Bu sene bilim üzerine bir etkinlik yapmayı planlıyoruz. Bilimle gündelik hayatı birleştiren etkinlikler bu aralar yapılıyor ama biz olaya biraz farklı yaklaşıyoruz. Gastronomi ve Mikro biyoloji Kampı; tamamen fermantasyonla, mayalarla, bakterilerle alakalı 4- 5 günlük bir kamp. Bunun içerisinde kefirden peynire, şaraptan biraya, yoğurttan gravyer peynirine kadar aklınıza gelebilecek fermente her şey hem akademisyen gözünden hem de köylü deneyiminden aktarılacak. Bilim, gastronomi, tasarım eşit ağırlıklı olacak. Amaç dolma yutmak değil. Tamamen öğrenme öğretme odaklı bir kamp olacak.

Gündelik hayatta insanların ilgisini çeken özel etkinlikler yapmayı planlıyoruz. Bu sene 20 civarında kamp yapmaya çalışacağız. Birkaç fon yazıyoruz. Fonların da desteklediği İstanbul’da ve Ankara’da birkaç konferans, çalıştay düzenleyeceğiz. Ona yakın yayın basmayı düşünüyoruz.

 

 

 YARATICI İNSAN ÇEKİM MERKEZİ OLMAK GİBİ BİR AMACIMIZ VAR

Open Campus’un gelecek için başka planları var mı? 

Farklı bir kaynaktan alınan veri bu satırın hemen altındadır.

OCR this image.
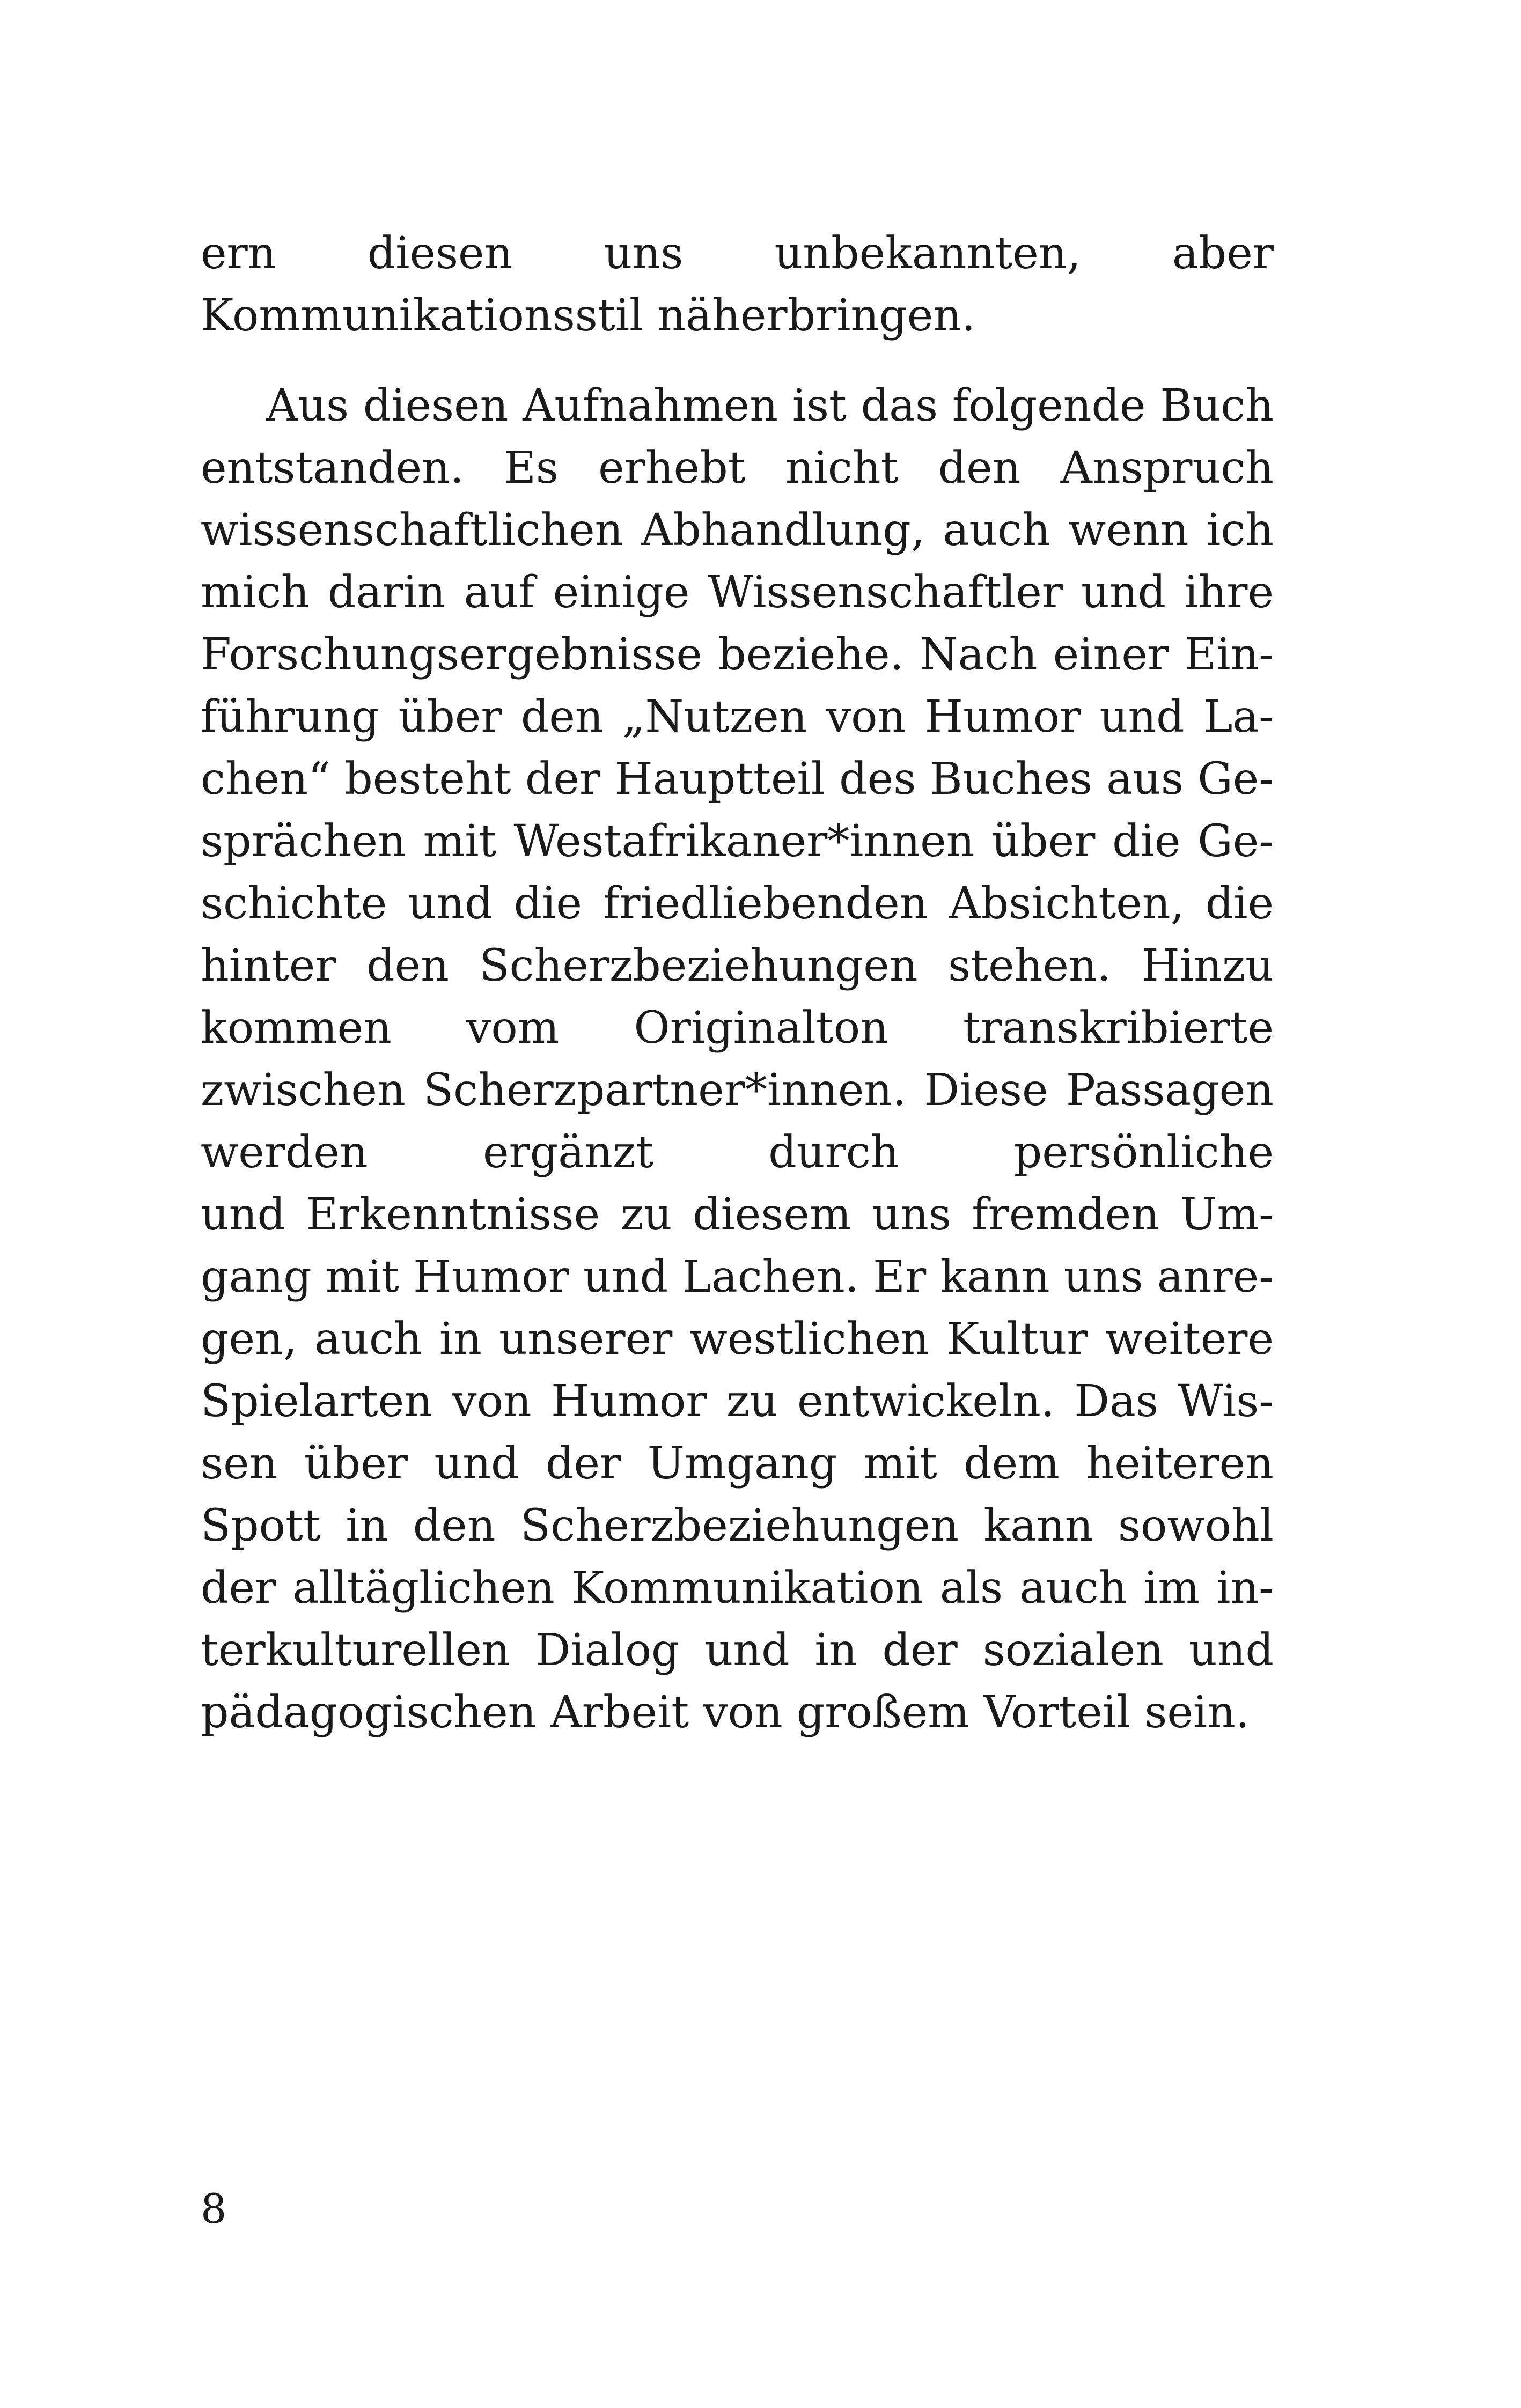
ern diesen uns unbekannten, aber
Kommunikationsstil näherbringen.
Aus diesen Aufnahmen ist das folgende Buch
entstanden. Es erhebt nicht den Anspruch
wissenschaftlichen Abhandlung, auch wenn ich
mich darin auf einige Wissenschaftler und ihre
Forschungsergebnisse beziehe. Nach einer Ein-
führung über den „Nutzen von Humor und La-
chen“ besteht der Hauptteil des Buches aus Ge-
sprächen mit Westafrikaner*innen über die Ge-
schichte und die friedliebenden Absichten, die
hinter den Scherzbeziehungen stehen. Hinzu
kommen vom Originalton transkribierte
zwischen Scherzpartner*innen. Diese Passagen
werden ergänzt durch persönliche
und Erkenntnisse zu diesem uns fremden Um-
gang mit Humor und Lachen. Er kann uns anre-
gen, auch in unserer westlichen Kultur weitere
Spielarten von Humor zu entwickeln. Das Wis-
sen über und der Umgang mit dem heiteren
Spott in den Scherzbeziehungen kann sowohl
der alltäglichen Kommunikation als auch im in-
terkulturellen Dialog und in der sozialen und
pädagogischen Arbeit von großem Vorteil sein.
8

Murat: Open Campus’u önümüzdeki yıldan itibaren özellikle yaz dönemleri Türkiye’ye geneline, yaz- kış da İzmir’deki STK’lara, inisiyatiflere, topluluklara bir yaşam alanı olarak sunmak istiyoruz. Tam co- working space gibi “Ne kadar oturdun, sandalyenin parasını alayım” modeliyle değil de ortak iş yapmak, akademik program yürütmek istiyoruz. Bunun üzerine çalışıyoruz. Bu yayın da olabilir, çocuklar için bir atölye de olabilir, medya ile ilgili bir program da olabilir. Bunları mümkünse en az iki paydaş olacak şekilde beraber çalıştıkları aynı zamanda ekonomik bir değer ürettikleri, fiziksel başarı ürettikleri bir modeli yaratmaya çalışacağız. Yazdığımız fonlar da bununla alakalı. Bir tür “yaratıcı insan çekim merkezi” olmak gibi bir amacımız var.

Her şey gaz ve toz bulutuyken Hack’n Break başladı. Hack’n Break, Açık İnovasyon Derneği’ni yarattı. Dernek böyle bir alanı; Open Campus’u yarattı daha sonra başka bir şeye evirilecektir, başka insanlar dahil olacaktır. Buraya insanlar geliyor, başka etkinlikler düzenlemek istiyorlar. Dolayısıyla sürekli çeşitleniyoruz. Bu bir yolculuk ama bu yol bizi akademiye götürsün istiyoruz. Beş yıl sonra Open Campus; insanların özgürce düşündükleri, ürettikleri bir akademi olsun istiyoruz. Gündelik hayattan, yarın kaygısından koptukları, birbirlerinin iş benzerlerini buldukları, birbirlerini tamamladıkları bir ekosistem yaratmak istiyoruz. Bu ekosistem, lüks binalar yapınca oluşmuyor. Bu sistem, birlikte zaman geçirmekle, etkinliklerde kazağını paylaşmakla oluyor. Teknoloji insani bir şey.